The multi-generational household (where more than one generation of families live together) has been fluctuating back and forth for a century. The Pew Research Center points out that in 1900, 57% of adults 65 and older in the US lived in multi-generational households, whereas by 1990 only 17% did. That dramatic drop was due to the mobility of seniors created by retirements, Social Security and Medicare, and post-war prosperity. This created what is called “the social contract,” the so-called agreement between generations, “you leave me alone, and I’ll leave you alone.”
Pew Research is reporting that recently, beginning in about 2008, the multi-generational household is making a comeback with over 6.6 million seniors living with children and grandchildren. This is due to the down-turn in the economy but also to the fact that Boomers have a whole generation of children who are now able to provide for them in their senior years. A real question becomes, who is the “head” of the multi-generational household? 58% of the time it is the grandfather, in 42% of the time it is the son (depending on who moved in with whom!). Pew Research Center, “The Return of the Multi-Generational Family Household,” accessed 8/29/22.
A Short Word Study
Most people are afraid of dying. They kid themselves about what’s on the other side of death. The believer has assurance that death is just the door to a far better existence, that to be “absent from the body” is to be “present with the Lord” (2 Cor 5:8). The Psalmist said, “You will guide me with your counsel, and afterward receive me to glory. Whom have I in heaven but you?” (Psa 73:24; see also 49:15). The word “receive” (laqach) is used of Enoch in Gen 5:24, “And Enoch walked with God; and he was not, for God took (received) him.” It is also used in 2 Kings 2:10 of Elijah, “If you see me when I am taken (received) from you, it shall be so for you.” Paul knew that to die and be separated from our body is to be immediately taken into God’s presence.

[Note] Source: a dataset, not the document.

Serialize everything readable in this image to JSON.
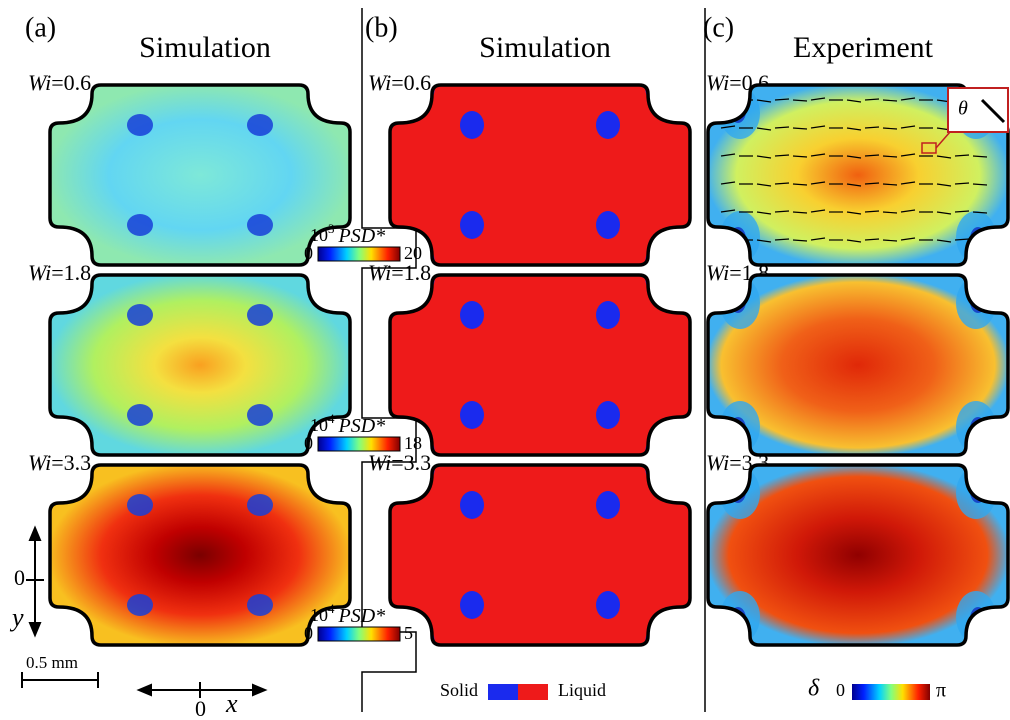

One day, however, the trumpet will sound for the whole church and living believers will be “caught up” (received)together to meet the Lord in the air (1 Thes 4:17), body and soul together! In either case, as the Psalmist expressed, “Whom have I in heaven but You?”
On the Light-Hearted Side
Jacob was 92 and Rebecca was 89 and they were engaged. As they were walking they passed a drug store and went in. “Do you have heart medication?” they asked. “Yes, of course” was the answer. How about for rheumatism?” “Yes, of course.” “Arthritis, jaundice?” “That too.” “What about wheelchairs and walkers?” “All speeds and sizes” was the answer. “Great,” Jacob said, “We’d like to use this store as our bridal registry.”